There's sort of this weird situation where if everybody is using AI, and everybody realizes that it's obviously AI, it's hard to say that you were confused. I would tell my clients it's probably not worth the risk… because even if you win, at a minimum you probably spend $10,000 to deal with the initial response. If you were to compare that to: "Hey, let me just make one really good burger one day, and take a photo of that." If you're going to do it, at least put an AI-generated disclaimer, but those restaurants also don't want to do that because there are 10% of customers that want to support actual photographers and artists or have environmental concerns. There's that push and pull of how honest you want to be and how risk-averse are you with respect to legal claims.

Another legal issue that sometimes comes into play is: You also have to have an injury, and most of the time that's just the financial harm. So, OK, how many people are actually going to sue Restaurant X because they paid $20 for a burger that doesn't look like the perfect photograph?

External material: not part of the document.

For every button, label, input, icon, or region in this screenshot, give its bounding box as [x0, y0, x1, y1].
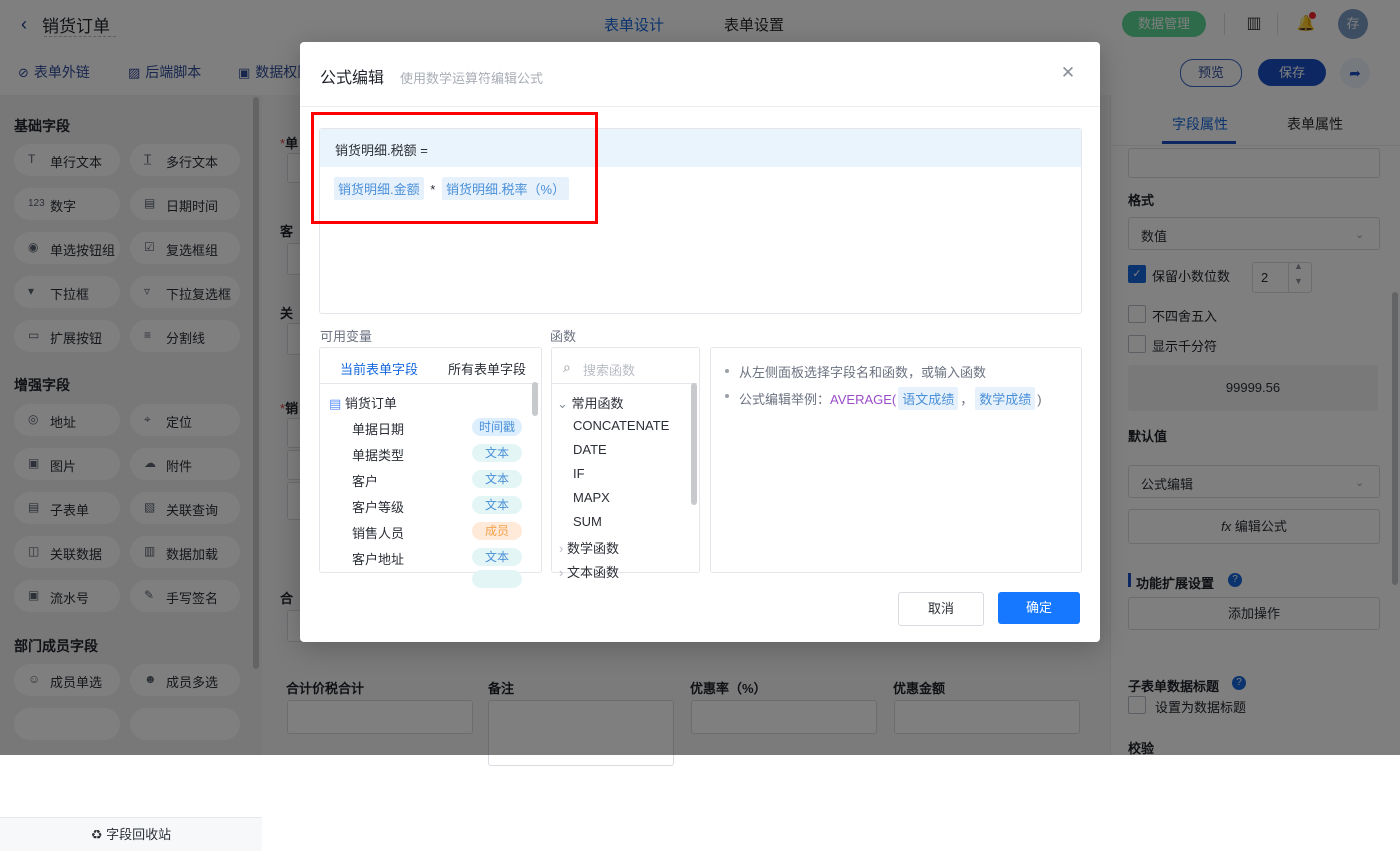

It'd be one thing if, instead of triple-pounder burger, you got a half-gram, crappy, undercooked turkey burger.

It's hard to say that you were actually deceived and that you actually suffered an injury.

So the annoyance that inspired this article—me encountering mom 'n' pop restaurants using this tech—makes me a little hesitant, because they don't have, I don't know, a team of lawyers like Burger King does vetting the legality of advertisements. These are just proprietors taking a shortcut that's being sold to them by tech giants. You mentioned we're in sort of a wild west with AI regulation and laws, where do you forecast this specific realm going as it becomes more baked into everyday life?

Unfortunately, with how hard it is to get any AI regulation going right now, I doubt there's going to be anything specific to false advertisement. They'll be more focused on ownership issues, data privacy issues, and clearer guidelines about opting in or out. Because right now everyone's just like, "Oh great, I can make a punk rock song about my boss—it's Blink-182 but with Broadway lyrics about how he's a jerk…"

This feels very specific. Have you done this with your boss?

No. [Laughs.] I'm trying to think of something that almost makes sense. But yeah, I think there'll be more focus on putting restrictions on what the AI companies have to disclose to their users on how they gather and utilize that data, but then also how third parties can pull information out of it. You're starting to see some activity from specialized industries—music stars, actors, celebrities. They're uniquely vulnerable groups that also have the money to push for regulations and legislation.

So as we hurtle into the unfettered era of AI hamburger art, the argument to restaurateurs should be: You have delicious food, you have a camera, take a photo of it. And what you're telling me, from a legal standpoint, is that argument is compelling if you're extra cautious about the legality, although... you can probably just do whatever you want and not get into trouble.

If you look at just the public relations standpoint, there are risks to using AI. The last thing you need is somebody who's really loud on Yelp talking about how your portions are terrible and you were deceived.